IBM Acquires Open Software Company Red Hat For USD 34 Bn
International Business Machine (IBM) has finally closed a deal we’ve all been waiting for. The tech giant has acquired Red Hat, an open source software business, for USD 34 Bn in cash and debt. The buy, which began late last year, stands as one of the most significant tech acquisitions we have seen, and IBM’s biggest to date.
IBM is betting so much money on the cloud, particularly for cloud services that marry on-premises and cloud-based architectures. Due to this deal, Red Hat will become a distinct unit within the Hybrid Cloud team of IBM, and will not cease to concentrate on open-source software.

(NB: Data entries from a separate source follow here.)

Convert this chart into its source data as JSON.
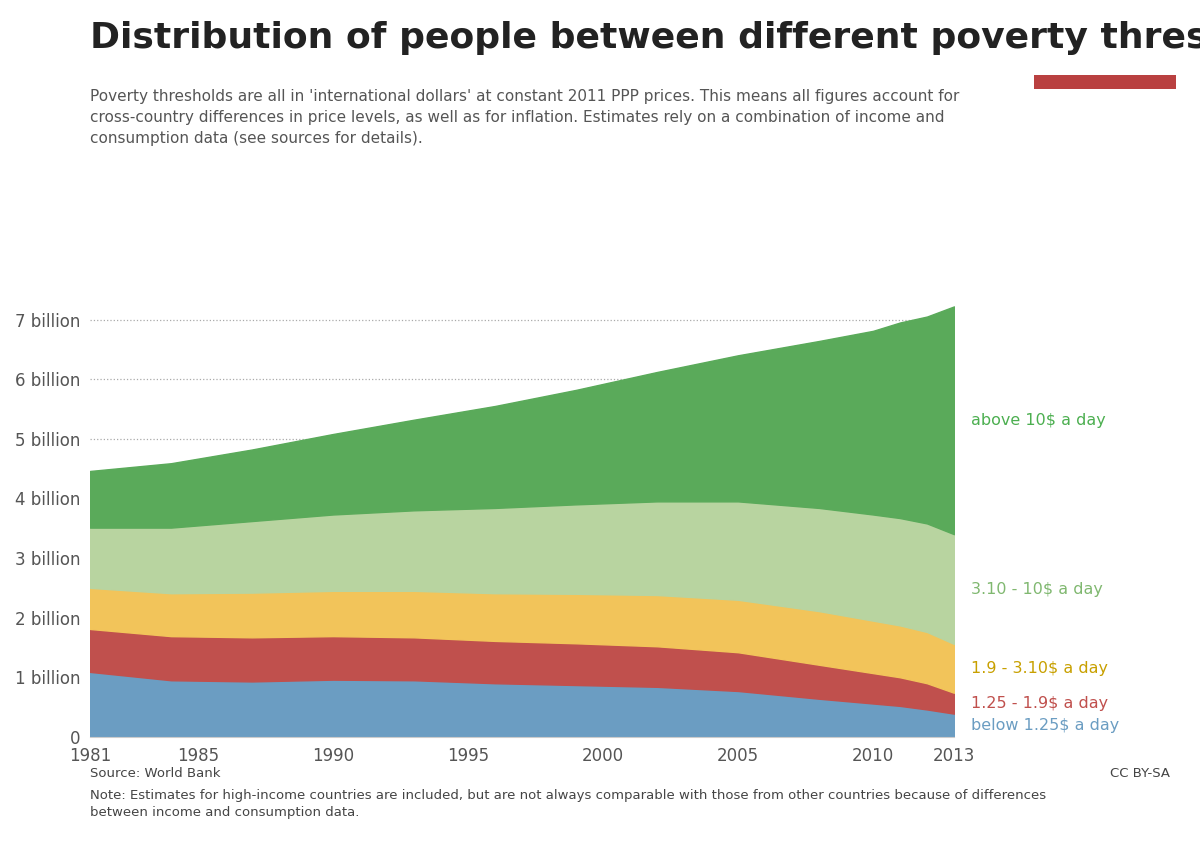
{
  "title": "Distribution of people between different poverty thresholds, World",
  "subtitle": "Poverty thresholds are all in 'international dollars' at constant 2011 PPP prices. This means all figures account for\ncross-country differences in price levels, as well as for inflation. Estimates rely on a combination of income and\nconsumption data (see sources for details).",
  "source_text": "Source: World Bank",
  "note_text": "Note: Estimates for high-income countries are included, but are not always comparable with those from other countries because of differences\nbetween income and consumption data.",
  "cc_text": "CC BY-SA",
  "years": [
    1981,
    1984,
    1987,
    1990,
    1993,
    1996,
    1999,
    2002,
    2005,
    2008,
    2010,
    2011,
    2012,
    2013
  ],
  "below_125": [
    1.09,
    0.95,
    0.93,
    0.96,
    0.95,
    0.9,
    0.87,
    0.84,
    0.77,
    0.64,
    0.56,
    0.52,
    0.46,
    0.39
  ],
  "from_125_to_190": [
    0.72,
    0.74,
    0.74,
    0.73,
    0.72,
    0.71,
    0.7,
    0.68,
    0.65,
    0.57,
    0.51,
    0.48,
    0.44,
    0.35
  ],
  "from_190_to_310": [
    0.69,
    0.72,
    0.75,
    0.76,
    0.78,
    0.8,
    0.83,
    0.86,
    0.88,
    0.9,
    0.88,
    0.87,
    0.86,
    0.82
  ],
  "from_310_to_10": [
    1.01,
    1.1,
    1.2,
    1.28,
    1.35,
    1.43,
    1.5,
    1.57,
    1.65,
    1.73,
    1.78,
    1.8,
    1.82,
    1.84
  ],
  "above_10": [
    0.95,
    1.08,
    1.2,
    1.35,
    1.52,
    1.71,
    1.92,
    2.17,
    2.45,
    2.8,
    3.08,
    3.28,
    3.47,
    3.82
  ],
  "colors": {
    "below_125": "#6b9dc2",
    "from_125_to_190": "#c0504d",
    "from_190_to_310": "#f2c45a",
    "from_310_to_10": "#b8d4a0",
    "above_10": "#5aaa5a"
  },
  "label_colors": {
    "below_125": "#6b9dc2",
    "from_125_to_190": "#c0504d",
    "from_190_to_310": "#c8a000",
    "from_310_to_10": "#80b870",
    "above_10": "#4caf50"
  },
  "labels": {
    "below_125": "below 1.25$ a day",
    "from_125_to_190": "1.25 - 1.9$ a day",
    "from_190_to_310": "1.9 - 3.10$ a day",
    "from_310_to_10": "3.10 - 10$ a day",
    "above_10": "above 10$ a day"
  },
  "ylim": [
    0,
    7.6
  ],
  "yticks": [
    0,
    1,
    2,
    3,
    4,
    5,
    6,
    7
  ],
  "ytick_labels": [
    "0",
    "1 billion",
    "2 billion",
    "3 billion",
    "4 billion",
    "5 billion",
    "6 billion",
    "7 billion"
  ],
  "background_color": "#ffffff",
  "logo_bg_color": "#3d5a7a",
  "logo_red": "#b94040",
  "title_fontsize": 26,
  "subtitle_fontsize": 11,
  "tick_fontsize": 12
}
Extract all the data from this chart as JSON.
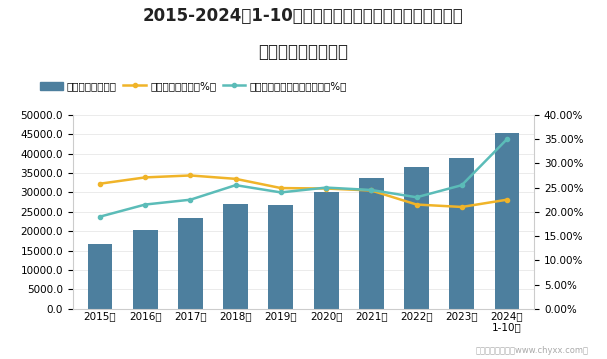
{
  "title_line1": "2015-2024年1-10月计算机、通信和其他电子设备制造业",
  "title_line2": "企业应收账款统计图",
  "years": [
    "2015年",
    "2016年",
    "2017年",
    "2018年",
    "2019年",
    "2020年",
    "2021年",
    "2022年",
    "2023年",
    "2024年\n1-10月"
  ],
  "bar_values": [
    16800,
    20300,
    23400,
    27000,
    26800,
    30100,
    33800,
    36600,
    38900,
    45200
  ],
  "line1_values": [
    25.8,
    27.1,
    27.5,
    26.8,
    24.9,
    24.8,
    24.4,
    21.5,
    21.0,
    22.5
  ],
  "line2_values": [
    19.0,
    21.5,
    22.5,
    25.5,
    24.0,
    25.0,
    24.5,
    23.0,
    25.5,
    35.0
  ],
  "bar_color": "#4d7f9e",
  "line1_color": "#f0b429",
  "line2_color": "#5bbcb8",
  "left_ylim": [
    0,
    50000
  ],
  "left_yticks": [
    0,
    5000,
    10000,
    15000,
    20000,
    25000,
    30000,
    35000,
    40000,
    45000,
    50000
  ],
  "right_ylim": [
    0,
    40
  ],
  "right_yticks": [
    0,
    5,
    10,
    15,
    20,
    25,
    30,
    35,
    40
  ],
  "legend_labels": [
    "应收账款（亿元）",
    "应收账款百分比（%）",
    "应收账款占营业收入的比重（%）"
  ],
  "watermark": "制图：智研咍询（www.chyxx.com）",
  "title_fontsize": 12,
  "tick_fontsize": 7.5,
  "legend_fontsize": 7.5,
  "background_color": "#ffffff"
}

Last month, the American titan won an unconditional EU antitrust approval for the USD 34 Bn deal. Now, all IBM needs to do is execute the projects it looked to while fulfilling its promise to keep Red Hat neutral and led by the current management and CEO Jim Whitehurst.
According to IBM CEO, Ginni Rometty, having Red Hat in the house makes both companies well-positioned for growth. Red Hat especially, is riper than ever to make the next mark in the cloud, a move that will include a multiplicity of vendors, clouds and systems. In turn, Whitehurst says Red Hat will get the scale necessary to make open source technology “a de facto enterprise standard.”
In an IBM statement, it was reported that Red Hat will remain watchdogged by Whitehurst, who will now join IBM’s senior management and report directly to Rometty, who has CEO’d the company since 2012. Red Hat’s headquarters in Raleigh, North Carolina will be retained, and its facilities, brands, and practices as well.
Both companies said IBM and Red Hat would offer “a next-generation hybrid multi-cloud platform” that will be “based on open source technologies, such as Linux and Kubernetes.”
IBM’s cloud strategy has doubled down on assisting companies in stitching together multiple cloud platforms rather than compete head-on with “hyperscale” cloud providers such as Amazon Web Services, a unit of Amazon.com Inc, Microsoft and Alphabet Inc’s Google.
IBM said Red Hat will continue “to build and expand its partnerships, including those with major cloud providers, such as Amazon Web Services, Microsoft Azure, Google Cloud, and Alibaba.” The American tech titan also said that Red Hat is expected to contribute approximately two points of compound revenue growth in half a decade.
Red Hat, founded in 2003, specializes in Linux operating systems – the most well-known type of open-source software, and an alternative to proprietary software made by Microsoft Corp.
It is reported that IBM has seen its revenue go down in several years, entirely because of its transition from legacy computer hardware into modern tech products and services.